Bikepacking is a small niche but an expanding one – especially in the US. While many eschew big travel and less reliable tech, Rocky Mountain reckons you can still have fun when full loaded. As such, the 31.5lb / 14.25kg, 95mm travel Sherpa is a full-suspension bike ready to be loaded up and lugged into the backcountry and beyond.
Steed? This here's a mule
With luggage hauling a priority, and with the bike-packer’s mode of choice being frame bags, the short-stroke Manitou McLeod shock sits high into the top/seat tube junction.

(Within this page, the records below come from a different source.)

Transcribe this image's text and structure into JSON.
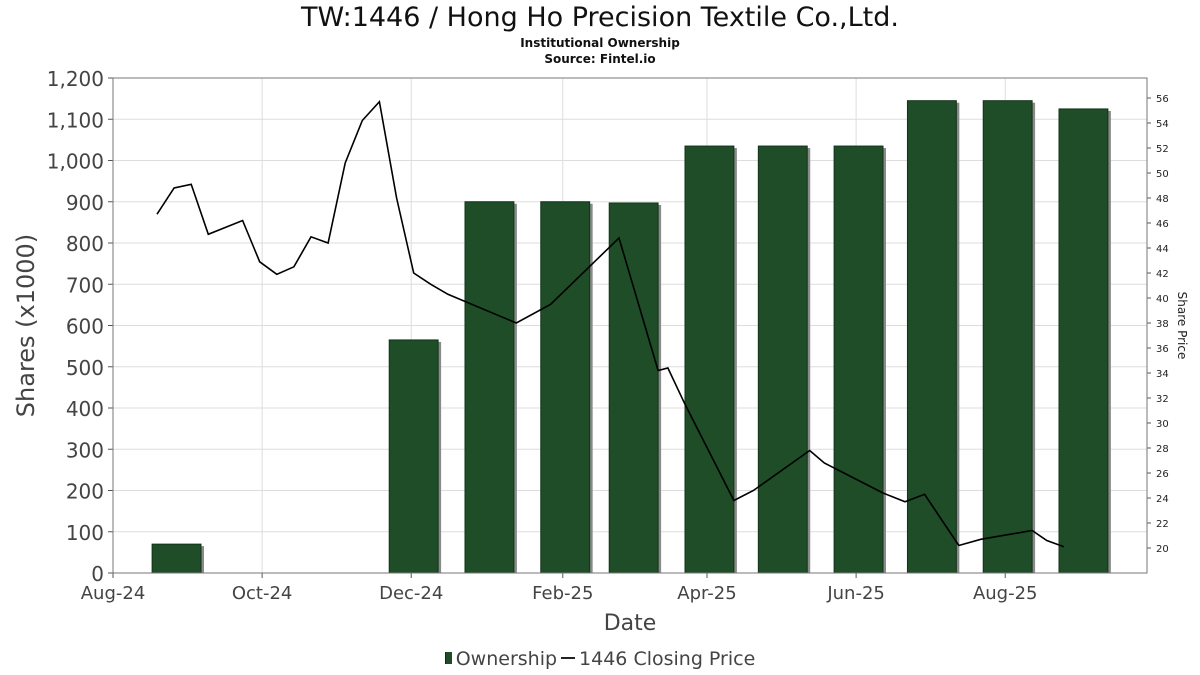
{
  "chart_data": {
    "type": "bar",
    "title": "TW:1446 / Hong Ho Precision Textile Co.,Ltd.",
    "subtitle": "Institutional Ownership",
    "source": "Source: Fintel.io",
    "xlabel": "Date",
    "ylabel": "Shares (x1000)",
    "y2label": "Share Price",
    "ylim": [
      0,
      1200
    ],
    "y2lim": [
      18,
      57.6
    ],
    "yticks": [
      "0",
      "100",
      "200",
      "300",
      "400",
      "500",
      "600",
      "700",
      "800",
      "900",
      "1,000",
      "1,100",
      "1,200"
    ],
    "y2ticks": [
      "20",
      "22",
      "24",
      "26",
      "28",
      "30",
      "32",
      "34",
      "36",
      "38",
      "40",
      "42",
      "44",
      "46",
      "48",
      "50",
      "52",
      "54",
      "56"
    ],
    "xticks": [
      {
        "label": "Aug-24",
        "date": "2024-08-01"
      },
      {
        "label": "Oct-24",
        "date": "2024-10-01"
      },
      {
        "label": "Dec-24",
        "date": "2024-12-01"
      },
      {
        "label": "Feb-25",
        "date": "2025-02-01"
      },
      {
        "label": "Apr-25",
        "date": "2025-04-01"
      },
      {
        "label": "Jun-25",
        "date": "2025-06-01"
      },
      {
        "label": "Aug-25",
        "date": "2025-08-01"
      }
    ],
    "grid": true,
    "legend_position": "bottom",
    "series": [
      {
        "name": "Ownership",
        "type": "bar",
        "color": "#1e4d28",
        "points": [
          {
            "start": "2024-08-17",
            "end": "2024-09-06",
            "value": 70
          },
          {
            "start": "2024-11-22",
            "end": "2024-12-12",
            "value": 565
          },
          {
            "start": "2024-12-23",
            "end": "2025-01-12",
            "value": 900
          },
          {
            "start": "2025-01-23",
            "end": "2025-02-12",
            "value": 900
          },
          {
            "start": "2025-02-20",
            "end": "2025-03-12",
            "value": 897
          },
          {
            "start": "2025-03-23",
            "end": "2025-04-12",
            "value": 1035
          },
          {
            "start": "2025-04-22",
            "end": "2025-05-12",
            "value": 1035
          },
          {
            "start": "2025-05-23",
            "end": "2025-06-12",
            "value": 1035
          },
          {
            "start": "2025-06-22",
            "end": "2025-07-12",
            "value": 1145
          },
          {
            "start": "2025-07-23",
            "end": "2025-08-12",
            "value": 1145
          },
          {
            "start": "2025-08-23",
            "end": "2025-09-12",
            "value": 1125
          }
        ]
      },
      {
        "name": "1446 Closing Price",
        "type": "line",
        "color": "#000000",
        "points": [
          {
            "date": "2024-08-19",
            "value": 46.7
          },
          {
            "date": "2024-08-26",
            "value": 48.8
          },
          {
            "date": "2024-09-02",
            "value": 49.1
          },
          {
            "date": "2024-09-09",
            "value": 45.1
          },
          {
            "date": "2024-09-23",
            "value": 46.2
          },
          {
            "date": "2024-09-30",
            "value": 42.9
          },
          {
            "date": "2024-10-07",
            "value": 41.9
          },
          {
            "date": "2024-10-14",
            "value": 42.5
          },
          {
            "date": "2024-10-21",
            "value": 44.9
          },
          {
            "date": "2024-10-28",
            "value": 44.4
          },
          {
            "date": "2024-11-04",
            "value": 50.8
          },
          {
            "date": "2024-11-11",
            "value": 54.2
          },
          {
            "date": "2024-11-18",
            "value": 55.7
          },
          {
            "date": "2024-11-25",
            "value": 48.0
          },
          {
            "date": "2024-12-02",
            "value": 42.0
          },
          {
            "date": "2024-12-09",
            "value": 41.1
          },
          {
            "date": "2024-12-16",
            "value": 40.3
          },
          {
            "date": "2025-01-13",
            "value": 38.0
          },
          {
            "date": "2025-01-27",
            "value": 39.5
          },
          {
            "date": "2025-02-24",
            "value": 44.8
          },
          {
            "date": "2025-03-12",
            "value": 34.2
          },
          {
            "date": "2025-03-16",
            "value": 34.4
          },
          {
            "date": "2025-03-23",
            "value": 31.5
          },
          {
            "date": "2025-04-12",
            "value": 23.8
          },
          {
            "date": "2025-04-20",
            "value": 24.6
          },
          {
            "date": "2025-05-13",
            "value": 27.8
          },
          {
            "date": "2025-05-19",
            "value": 26.8
          },
          {
            "date": "2025-06-12",
            "value": 24.4
          },
          {
            "date": "2025-06-21",
            "value": 23.7
          },
          {
            "date": "2025-06-29",
            "value": 24.3
          },
          {
            "date": "2025-07-13",
            "value": 20.2
          },
          {
            "date": "2025-07-22",
            "value": 20.7
          },
          {
            "date": "2025-08-12",
            "value": 21.4
          },
          {
            "date": "2025-08-18",
            "value": 20.6
          },
          {
            "date": "2025-08-25",
            "value": 20.1
          }
        ]
      }
    ]
  }
}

It’s action is stiff off the top, giving good pedalling characteristics, but wallows into the mid-travel before ramping up towards the end.
The Manitou shock sits high in the angle of seat tube and top tube
This can leave the bike blowing easily through its travel when pushed into rougher terrain. There’s decent compression adjustment with the shock, which allows easy toggling between loaded and un-loaded riding, should you wish to explore local singletrack with a bit more vigour.

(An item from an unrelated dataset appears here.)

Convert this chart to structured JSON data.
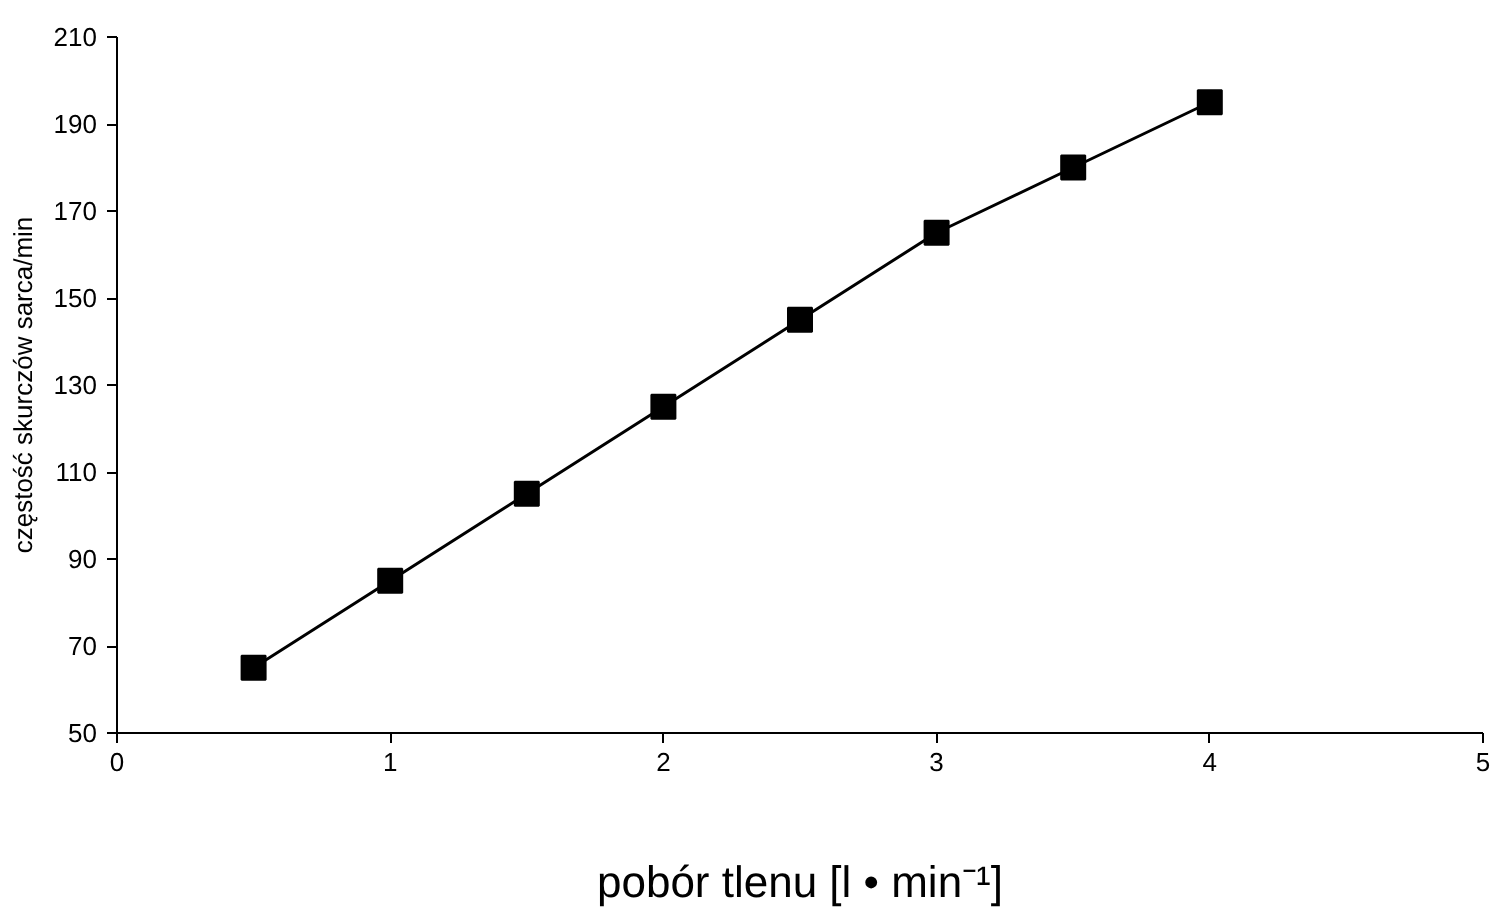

Fortunately for the suspension, some of its less refined features, including the rather coarse adjustment of rebound, are masked by the large tyres, which ensure a comfortable ride when suspension is set up stiff for efficient load-hauling.

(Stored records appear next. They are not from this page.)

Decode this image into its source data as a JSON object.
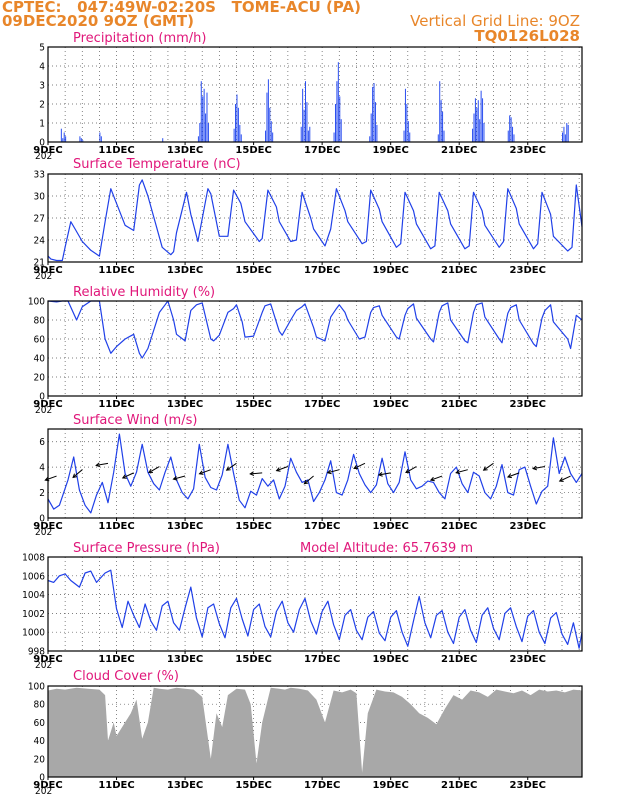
{
  "header": {
    "line1": "CPTEC:   047:49W-02:20S   TOME-ACU (PA)",
    "line2": "09DEC2020 9OZ (GMT)",
    "grid_line": "Vertical Grid Line: 9OZ",
    "code": "TQ0126L028",
    "year_stub": "202"
  },
  "colors": {
    "line": "#2040e8",
    "bar": "#2a4ef0",
    "cloud": "#a8a8a8",
    "title": "#e0177a",
    "header": "#e8862a"
  },
  "chart_data": [
    {
      "type": "bar",
      "title": "Precipitation (mm/h)",
      "ylim": [
        0,
        5
      ],
      "yticks": [
        "0",
        "1",
        "2",
        "3",
        "4",
        "5"
      ],
      "x_unit": "hours since 09DEC 00Z",
      "bursts": [
        {
          "start": 9,
          "values": [
            0.7,
            0.2,
            0.5,
            0.3
          ]
        },
        {
          "start": 22,
          "values": [
            0.3,
            0.2,
            0.1
          ]
        },
        {
          "start": 36,
          "values": [
            0.5,
            0.3
          ]
        },
        {
          "start": 80,
          "values": [
            0.2
          ]
        },
        {
          "start": 105,
          "values": [
            0.3,
            1.0,
            3.2,
            2.4,
            2.8,
            1.5,
            2.6,
            1.0
          ]
        },
        {
          "start": 130,
          "values": [
            0.7,
            2.0,
            2.5,
            1.8,
            0.9,
            0.4
          ]
        },
        {
          "start": 152,
          "values": [
            0.6,
            2.6,
            3.3,
            1.8,
            1.1,
            0.5
          ]
        },
        {
          "start": 177,
          "values": [
            0.8,
            2.8,
            1.7,
            3.2,
            2.1,
            0.6,
            0.8
          ]
        },
        {
          "start": 200,
          "values": [
            0.5,
            2.0,
            3.2,
            4.2,
            2.4,
            1.2
          ]
        },
        {
          "start": 225,
          "values": [
            0.3,
            1.5,
            2.9,
            3.1,
            2.1,
            0.9
          ]
        },
        {
          "start": 249,
          "values": [
            0.6,
            2.8,
            2.0,
            1.1,
            0.5
          ]
        },
        {
          "start": 273,
          "values": [
            0.4,
            3.2,
            2.2,
            1.6,
            0.6
          ]
        },
        {
          "start": 297,
          "values": [
            0.7,
            1.5,
            2.3,
            1.8,
            2.2,
            1.2,
            2.7,
            2.3,
            1.0
          ]
        },
        {
          "start": 322,
          "values": [
            0.6,
            1.4,
            1.3,
            0.8,
            0.4
          ]
        },
        {
          "start": 360,
          "values": [
            0.5,
            0.8,
            0.4,
            1.0,
            0.9
          ]
        }
      ],
      "x_ticks": [
        "9DEC",
        "11DEC",
        "13DEC",
        "15DEC",
        "17DEC",
        "19DEC",
        "21DEC",
        "23DEC"
      ]
    },
    {
      "type": "line",
      "title": "Surface Temperature (nC)",
      "ylim": [
        21,
        33
      ],
      "yticks": [
        "21",
        "24",
        "27",
        "30",
        "33"
      ],
      "x_unit": "hours since 09DEC 00Z",
      "x": [
        0,
        2,
        6,
        10,
        12,
        16,
        19,
        24,
        30,
        36,
        40,
        44,
        48,
        54,
        60,
        64,
        66,
        70,
        80,
        86,
        88,
        90,
        97,
        100,
        105,
        112,
        114,
        120,
        126,
        130,
        135,
        138,
        148,
        150,
        154,
        160,
        162,
        170,
        174,
        178,
        184,
        186,
        194,
        198,
        202,
        208,
        210,
        220,
        223,
        226,
        232,
        234,
        244,
        247,
        250,
        256,
        258,
        268,
        271,
        274,
        280,
        282,
        292,
        295,
        298,
        304,
        306,
        316,
        319,
        322,
        328,
        330,
        340,
        343,
        346,
        352,
        354,
        364,
        367,
        370,
        374
      ],
      "y": [
        21.8,
        21.4,
        21.2,
        21.2,
        23,
        26.5,
        25.5,
        23.8,
        22.6,
        21.8,
        26.5,
        31,
        29,
        26,
        25.3,
        31.5,
        32.2,
        30,
        23,
        22,
        22.4,
        25,
        30.5,
        27.5,
        23.8,
        31,
        30.3,
        24.5,
        24.5,
        30.8,
        29,
        26.5,
        23.8,
        24.2,
        30.8,
        28.5,
        26.5,
        23.8,
        24,
        30.5,
        27,
        25.5,
        23.2,
        25.5,
        31,
        28,
        26.5,
        23.5,
        23.8,
        30.8,
        28.2,
        26.5,
        23,
        23.5,
        30.5,
        28,
        26.2,
        22.8,
        23.2,
        30.5,
        28,
        26.2,
        22.8,
        23.2,
        30.5,
        28,
        26,
        23,
        23.8,
        31,
        28.3,
        26.2,
        22.8,
        23.5,
        30.5,
        27.5,
        24.5,
        22.5,
        23,
        31.5,
        25.8
      ]
    },
    {
      "type": "line",
      "title": "Relative Humidity (%)",
      "ylim": [
        0,
        100
      ],
      "yticks": [
        "0",
        "20",
        "40",
        "60",
        "80",
        "100"
      ],
      "x_unit": "hours since 09DEC 00Z",
      "x": [
        0,
        6,
        10,
        14,
        20,
        24,
        30,
        36,
        40,
        44,
        48,
        54,
        60,
        64,
        66,
        70,
        78,
        82,
        84,
        88,
        90,
        96,
        100,
        104,
        108,
        114,
        116,
        120,
        126,
        130,
        132,
        136,
        138,
        144,
        150,
        152,
        156,
        162,
        164,
        170,
        174,
        178,
        180,
        186,
        188,
        194,
        198,
        202,
        204,
        208,
        210,
        218,
        222,
        226,
        228,
        232,
        234,
        244,
        246,
        250,
        252,
        256,
        258,
        268,
        270,
        274,
        276,
        280,
        282,
        292,
        294,
        298,
        300,
        304,
        306,
        316,
        318,
        322,
        324,
        328,
        330,
        340,
        342,
        346,
        348,
        352,
        354,
        364,
        366,
        370,
        374
      ],
      "y": [
        100,
        99,
        100,
        100,
        80,
        94,
        100,
        100,
        60,
        45,
        52,
        60,
        65,
        45,
        40,
        50,
        88,
        96,
        100,
        80,
        65,
        58,
        90,
        96,
        98,
        60,
        58,
        64,
        88,
        92,
        96,
        78,
        62,
        63,
        88,
        95,
        97,
        68,
        64,
        80,
        90,
        94,
        97,
        72,
        62,
        58,
        83,
        92,
        96,
        88,
        80,
        60,
        62,
        88,
        93,
        95,
        85,
        62,
        60,
        85,
        92,
        97,
        82,
        60,
        57,
        88,
        95,
        98,
        80,
        58,
        56,
        88,
        96,
        98,
        83,
        60,
        56,
        87,
        93,
        96,
        80,
        55,
        52,
        82,
        90,
        96,
        78,
        60,
        50,
        85,
        80
      ]
    },
    {
      "type": "line",
      "title": "Surface Wind (m/s)",
      "ylim": [
        0,
        7
      ],
      "yticks": [
        "0",
        "2",
        "4",
        "6"
      ],
      "x_unit": "hours since 09DEC 00Z",
      "x": [
        0,
        4,
        8,
        14,
        18,
        22,
        26,
        30,
        34,
        38,
        42,
        46,
        50,
        54,
        58,
        62,
        66,
        70,
        74,
        78,
        82,
        86,
        90,
        94,
        98,
        102,
        106,
        110,
        114,
        118,
        122,
        126,
        130,
        134,
        138,
        142,
        146,
        150,
        154,
        158,
        162,
        166,
        170,
        174,
        178,
        182,
        186,
        190,
        194,
        198,
        202,
        206,
        210,
        214,
        218,
        222,
        226,
        230,
        234,
        238,
        242,
        246,
        250,
        254,
        258,
        262,
        266,
        270,
        274,
        278,
        282,
        286,
        290,
        294,
        298,
        302,
        306,
        310,
        314,
        318,
        322,
        326,
        330,
        334,
        338,
        342,
        346,
        350,
        354,
        358,
        362,
        366,
        370,
        374
      ],
      "y": [
        1.5,
        0.7,
        1.0,
        3.0,
        4.8,
        2.2,
        1.0,
        0.4,
        1.8,
        2.8,
        1.2,
        3.6,
        6.6,
        3.5,
        2.5,
        3.6,
        5.8,
        3.6,
        2.7,
        2.2,
        3.6,
        4.8,
        3.0,
        2.0,
        1.5,
        2.3,
        5.8,
        3.2,
        2.4,
        2.2,
        3.4,
        5.8,
        3.5,
        1.4,
        0.8,
        2.1,
        1.8,
        3.1,
        2.5,
        3.0,
        1.5,
        2.5,
        4.7,
        3.6,
        2.8,
        3.0,
        1.3,
        2.0,
        3.0,
        4.5,
        2.0,
        1.8,
        3.0,
        5.0,
        3.5,
        2.6,
        2.0,
        2.6,
        4.7,
        2.7,
        2.0,
        2.8,
        5.2,
        3.0,
        2.3,
        2.5,
        2.9,
        2.8,
        2.0,
        1.5,
        3.5,
        4.0,
        2.7,
        2.0,
        3.6,
        3.3,
        2.0,
        1.5,
        2.5,
        4.2,
        2.0,
        1.8,
        3.8,
        4.0,
        2.5,
        1.1,
        2.1,
        2.5,
        6.3,
        3.5,
        4.8,
        3.5,
        2.8,
        3.5
      ]
    },
    {
      "type": "line",
      "title": "Surface Pressure (hPa)",
      "annotation": "Model Altitude: 65.7639  m",
      "ylim": [
        998,
        1008
      ],
      "yticks": [
        "998",
        "1000",
        "1002",
        "1004",
        "1006",
        "1008"
      ],
      "x_unit": "hours since 09DEC 00Z",
      "x": [
        0,
        4,
        8,
        12,
        16,
        22,
        26,
        30,
        34,
        40,
        44,
        48,
        52,
        56,
        60,
        64,
        68,
        72,
        76,
        80,
        84,
        88,
        92,
        96,
        100,
        104,
        108,
        112,
        116,
        120,
        124,
        128,
        132,
        136,
        140,
        144,
        148,
        152,
        156,
        160,
        164,
        168,
        172,
        176,
        180,
        184,
        188,
        192,
        196,
        200,
        204,
        208,
        212,
        216,
        220,
        224,
        228,
        232,
        236,
        240,
        244,
        248,
        252,
        256,
        260,
        264,
        268,
        272,
        276,
        280,
        284,
        288,
        292,
        296,
        300,
        304,
        308,
        312,
        316,
        320,
        324,
        328,
        332,
        336,
        340,
        344,
        348,
        352,
        356,
        360,
        364,
        368,
        372,
        374
      ],
      "y": [
        1005.5,
        1005.3,
        1006,
        1006.2,
        1005.5,
        1004.8,
        1006.3,
        1006.5,
        1005.3,
        1006.3,
        1006.6,
        1002.5,
        1000.5,
        1003.3,
        1001.8,
        1000.5,
        1003,
        1001.2,
        1000.2,
        1002.8,
        1003.3,
        1001.0,
        1000.2,
        1002.6,
        1004.8,
        1001.5,
        999.5,
        1002.6,
        1003.0,
        1000.9,
        999.4,
        1002.6,
        1003.6,
        1001.4,
        999.6,
        1002.4,
        1003.0,
        1000.6,
        999.5,
        1002.2,
        1003.3,
        1001.0,
        1000.0,
        1002.4,
        1003.6,
        1001.2,
        999.8,
        1002.2,
        1003.3,
        1000.8,
        999.2,
        1001.8,
        1002.4,
        1000.2,
        999.2,
        1001.6,
        1002.2,
        999.9,
        999.1,
        1001.6,
        1002.3,
        1000.0,
        998.5,
        1001.2,
        1003.8,
        1001.0,
        999.4,
        1001.8,
        1002.3,
        1000.0,
        998.8,
        1001.6,
        1002.4,
        1000.2,
        998.9,
        1001.8,
        1002.6,
        1000.4,
        999.2,
        1002.0,
        1002.6,
        1000.6,
        999.0,
        1001.7,
        1002.3,
        1000.0,
        998.8,
        1001.5,
        1002.1,
        999.8,
        998.7,
        1001.0,
        998.3,
        1000.0
      ]
    },
    {
      "type": "area",
      "title": "Cloud Cover (%)",
      "ylim": [
        0,
        100
      ],
      "yticks": [
        "0",
        "20",
        "40",
        "60",
        "80",
        "100"
      ],
      "x_unit": "hours since 09DEC 00Z",
      "x": [
        0,
        6,
        12,
        20,
        28,
        36,
        40,
        42,
        46,
        48,
        52,
        58,
        62,
        66,
        70,
        74,
        78,
        84,
        90,
        96,
        102,
        108,
        114,
        118,
        122,
        126,
        132,
        138,
        142,
        146,
        150,
        156,
        162,
        166,
        170,
        176,
        182,
        188,
        194,
        200,
        206,
        212,
        216,
        220,
        224,
        230,
        236,
        242,
        248,
        254,
        260,
        266,
        272,
        278,
        284,
        290,
        296,
        302,
        308,
        314,
        320,
        326,
        332,
        338,
        344,
        350,
        356,
        362,
        368,
        374
      ],
      "y": [
        95,
        97,
        96,
        98,
        97,
        96,
        90,
        40,
        60,
        45,
        55,
        70,
        85,
        42,
        60,
        98,
        97,
        96,
        98,
        97,
        96,
        88,
        20,
        70,
        55,
        90,
        97,
        96,
        80,
        15,
        60,
        98,
        97,
        96,
        98,
        97,
        95,
        85,
        60,
        95,
        93,
        96,
        92,
        5,
        70,
        96,
        94,
        93,
        88,
        80,
        70,
        65,
        58,
        75,
        90,
        85,
        95,
        93,
        88,
        96,
        94,
        92,
        95,
        90,
        96,
        94,
        95,
        93,
        96,
        95
      ]
    }
  ]
}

It's a shame the seat angle isn't a little steeper
When it comes to the shape of the bike, we were left a little cold by the slack-ish 73 degree seat angle, which doesn’t put you in an ideal pedalling position – something this bike should be designed around. Nor are we fans of the 90mm stem, which makes for sluggish steering. That said, for plugging away across moorland and deserted mountains, the upright seating position is comfortable.
Solid and reliable spec
Rocky Mountain has done a good job of equipping the Sherpa with reliable gear. The two-by Shimano Deore/SLX/XT mix drivetrain gives plenty of range and the Manitou Magnum fork impressed with its ground-tracking action.
The Sherpa is very much at home munching its way across remote country
The Sherpa loses out somewhat on the rubber front though, as the WTB TrailBlazers are poor performers in all but the most uniform conditions. In mud they struggle, and with a sidewall that blows out beyond the tread, they’re not much use in rocky, technical terrain either. They do, however, roll nicely on smooth, hardpacked trails.
In addition to the underperforming tyres, the Sherpa came out just before the industry transitioned to 'boost' 148x12mm rear axle spacing. Not an issue with the stock build, but it's worth noting because finding the majority of 27.5+ wheelsets now come with this wider stance.
Rocky Mountain has done something brave with the Sherpa. This isn’t a trail bike, so if you’re looking for maximum laughs, look elsewhere. But if you like to disappear on for days on end, and want a comfortable, relatively efficient way of doing it, the Sherpa delivers. Swap out those WTB treads and that long stem for improved performance though.